If you’re frantically trying to cover your couch in duct tape and hideous 70s vinyl to stop your cat from leaving scratch marks all over it, put the roll down and take a breath. You can have your couch and sit on it too – scratch-free.
There are so many cat behaviours that make us chase their affection like curling up next to us, gently purring and stroking their tail at our legs. Making the 2 am meowing sessions and dead rodent door deliveries seem obsolete. However, you don’t have to put up with your feline friend ruining your furniture, there is a simple method of altering their behaviour to respect your hard-earned belongings.
Cats inherently scratch, it’s their natural trait inherited by their larger feline cousins. Feral cats alike scratch their claws on trees to keep their claws healthy, conditioned and sharp. They also scratch to stretch and strengthen their bodies – a full-body workout at the expense of your timber dining table!
Cats’ claws also contain scent glands that release odours to mark their territory in your home. This is important in a multi-cat/ animal home to establish rank. They usually mark their territory on prominent areas like your sofa or armchair, scratching these serves an emotional purpose too – making them feel less stressed and more secure. Surprisingly, they’re not costing you hundreds in reupholstering just to spite you.
You may be thinking, why not just prevent the scratching altogether with declawing? Declawing is a surgical procedure where the claw and end of each bone are amputated. Declawed cats must be kept indoors permanently because their primary self-defence mechanism has been removed entirely. After this procedure, declawed cats can present with chronic pain, behavioural aggression issues and urination outside the litterbox and around the house. The post-surgery recovery is also risky and can change your cat’s balance – the procedure is banned in Australia, New Zealand, Brazil and the United Kingdom. It’s much more beneficial for your cat’s wellbeing and also inexpensive to positively train scratching behaviours out of your cat rather than tendonectomy procedures.
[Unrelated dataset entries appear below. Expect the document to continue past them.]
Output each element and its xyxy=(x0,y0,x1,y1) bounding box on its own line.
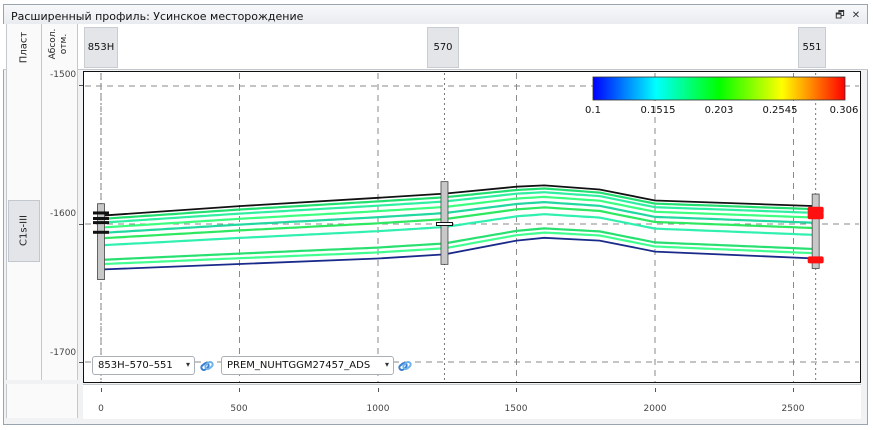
legend-label: 0.306 xyxy=(829,105,859,116)
perforation-marker xyxy=(93,211,109,215)
perforation-marker xyxy=(93,221,109,225)
property-select[interactable]: PREM_NUHTGGM27457_ADS ▾ xyxy=(221,356,394,375)
chevron-down-icon: ▾ xyxy=(384,360,389,369)
legend-label: 0.1 xyxy=(585,105,601,116)
x-tick-label: 0 xyxy=(98,404,104,414)
x-tick-label: 2000 xyxy=(643,404,667,414)
bottom-surface-line xyxy=(100,236,816,271)
x-tick-mark xyxy=(793,388,794,392)
profile-select-value: 853Н–570–551 xyxy=(98,360,173,371)
property-select-value: PREM_NUHTGGM27457_ADS xyxy=(227,360,371,371)
property-band-line xyxy=(100,231,816,266)
perforation-marker xyxy=(807,212,824,220)
x-axis-band xyxy=(83,384,861,419)
perforation-marker xyxy=(93,216,109,220)
link-icon[interactable] xyxy=(397,358,413,374)
bottom-left-strip xyxy=(6,384,78,418)
well-column xyxy=(97,203,105,280)
x-tick-mark xyxy=(516,388,517,392)
legend-label: 0.2545 xyxy=(762,105,798,116)
x-tick-label: 1500 xyxy=(504,404,528,414)
chevron-down-icon: ▾ xyxy=(185,360,190,369)
legend-colorbar xyxy=(592,76,846,101)
perforation-marker xyxy=(807,256,824,264)
legend-label: 0.1515 xyxy=(640,105,676,116)
link-icon[interactable] xyxy=(199,358,215,374)
x-tick-label: 500 xyxy=(230,404,248,414)
perforation-marker xyxy=(435,222,453,226)
x-tick-mark xyxy=(378,388,379,392)
x-tick-mark xyxy=(655,388,656,392)
legend-label: 0.203 xyxy=(704,105,734,116)
x-tick-mark xyxy=(239,388,240,392)
x-tick-label: 1000 xyxy=(366,404,390,414)
x-tick-mark xyxy=(101,388,102,392)
profile-select[interactable]: 853Н–570–551 ▾ xyxy=(92,356,195,375)
perforation-marker xyxy=(93,230,109,234)
x-tick-label: 2500 xyxy=(781,404,805,414)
Three Stage Feline Scratch Bootcamp
1. Scratching Post Strategy
If you don’t have a scratching post already, it’s likely the cause of your destroyed couch or carpet is simply that your cat didn’t have anywhere else to stretch or destress. There is a plethora of scratching post shapes, sizes and textures. There are vertical, more traditional posts; horizontal boxes, thick or soft carpet – buy a few so you can test which one your cat seems to prefer – suiting their needs. Make sure that your post is tall enough so they can fully stretch their upper body.
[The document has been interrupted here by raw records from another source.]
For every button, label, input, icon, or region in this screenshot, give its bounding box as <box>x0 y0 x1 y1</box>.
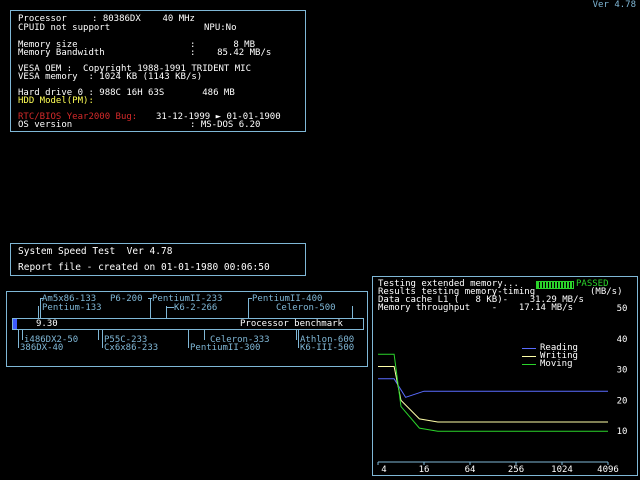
os-version-label: OS version <box>18 120 73 130</box>
y-tick-label: 20 <box>617 396 628 406</box>
y-tick-label: 10 <box>617 427 628 437</box>
os-version-value: : MS-DOS 6.20 <box>190 120 261 130</box>
series-writing-line <box>378 366 608 423</box>
npu-text: NPU:No <box>204 23 237 33</box>
bench-label-celeron-500: Celeron-500 <box>276 303 336 313</box>
x-tick-label: 1024 <box>551 465 573 474</box>
series-moving-line <box>378 353 608 432</box>
memory-bandwidth-label: Memory Bandwidth <box>18 48 105 58</box>
hdd-model-text: HDD Model(PM): <box>18 96 94 106</box>
y-tick-label: 40 <box>617 335 628 345</box>
processor-benchmark-value: 9.30 <box>36 319 58 329</box>
speed-test-title: System Speed Test Ver 4.78 <box>18 246 173 257</box>
legend-writing-swatch <box>522 356 536 357</box>
report-file-text: Report file - created on 01-01-1980 00:0… <box>18 262 270 273</box>
processor-benchmark-fill <box>13 319 17 329</box>
y-tick-label: 50 <box>617 304 628 314</box>
series-reading-line <box>378 378 608 398</box>
legend-moving-label: Moving <box>540 359 573 369</box>
legend-moving-swatch <box>522 364 536 365</box>
x-tick-label: 4 <box>381 465 386 474</box>
memory-timing-chart: 4 16 64 256 1024 4096 50 40 30 20 10 <box>377 304 628 474</box>
bench-label-k6-2-266: K6-2-266 <box>174 303 218 313</box>
cpuid-text: CPUID not support <box>18 23 111 33</box>
bench-label-k6-iii-500: K6-III-500 <box>300 343 355 353</box>
bench-label-386dx-40: 386DX-40 <box>20 343 64 353</box>
version-label: Ver 4.78 <box>592 0 636 10</box>
processor-benchmark-label: Processor benchmark <box>240 319 343 329</box>
x-tick-label: 4096 <box>597 465 619 474</box>
bench-label-pentium-133: Pentium-133 <box>42 303 102 313</box>
legend-reading-swatch <box>522 348 536 349</box>
memory-bandwidth-value: : 85.42 MB/s <box>190 48 272 58</box>
x-tick-label: 64 <box>465 465 476 474</box>
x-tick-label: 16 <box>419 465 430 474</box>
memtest-unit: (MB/s) <box>590 287 623 297</box>
bench-label-p6-200: P6-200 <box>110 294 143 304</box>
memtest-progress-bar <box>536 281 574 289</box>
y-tick-label: 30 <box>617 366 628 376</box>
bench-label-cx6x86-233: Cx6x86-233 <box>104 343 159 353</box>
x-tick-label: 256 <box>508 465 524 474</box>
bench-label-pentiumii-300: PentiumII-300 <box>190 343 261 353</box>
vesa-memory-text: VESA memory : 1024 KB (1143 KB/s) <box>18 72 203 82</box>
Once you’ve (mainly your cat) chosen your scratching post, it’s time to consider placement. If you own a scratching post that’s neglected by your kitty, it could be due to its unappealing placement – a scratching post in your cold, dusty garage isn’t going to inspire reform in behaviour. Rather, place it next to or near the areas your cat is targeting, like the couch or ottoman. Placement near their existing hangout spots is a smart choice too – well-lit areas like windows and their bed or sleeping area tend to work well. If you see your cat gravitating towards or using the scratching post try and affirm this behaviour with a treat or some praise. Cats mark their territory by scratching so make sure the post is in an area where they can show off their royalty status.
2. Make Your Couch An Unappealing Scratch Station
If you’re really committed to saving your furniture at any cost consider tucking a sheet around the scratched area so tightly – your cat won’t be able to get under it and may consider using that new post you bought them. You can also try using double-sided tape or foil on the couch, deterring them from scratching further. However, if using these not so aesthetic methods doesn’t appeal to you, spray the couch or area they’re scratching with citrus-scented [room] spray as cats have a natural aversion to citrus scents. There are also scratch repellent sprays that deter your cat from scratching furniture with natural ingredients unharmful to you and your fur baby – consult your local pet supply store or vet too.
3. Make the Scratching Post Attractive
After making your couch a less attractive place for your non-human counterpart, it’s time to make the scratching post smell dreamy. Sprinkle the post with catnip or honeysuckle. Catnip contains nepetalactone which sends your feline friend into a delightful, temporarily altered state… however, catnip usually does not affect younger cats under six months old. In this case, use honeysuckle with a younger cat or an older cat with a dulled sense of smell – the aroma of honeysuckle is stronger than catnip. Make sure to use honeysuckle and catnip products from trusted vendors who supply a certified product. After successfully dousing your scratching post with the safe cat ‘drug’, start building up the interest with a wand toy. Play with your cat using the wand toy near the post or draped over the post to create physical contact between your cat and the post.
What’s always important, scratching or not is to always find some time in your day to play and bond with your cat. Much like children, their destructive tendencies could be resulting from lack of attention. Importantly, don’t grab your cat and force its claws onto the pole, this will not only traumatise them but avert them from the pole altogether. Being a guardian of an animal means a commitment to their welfare and an effort to mitigate negative behaviours with positive encouragement and associations – being a loving companion for their life!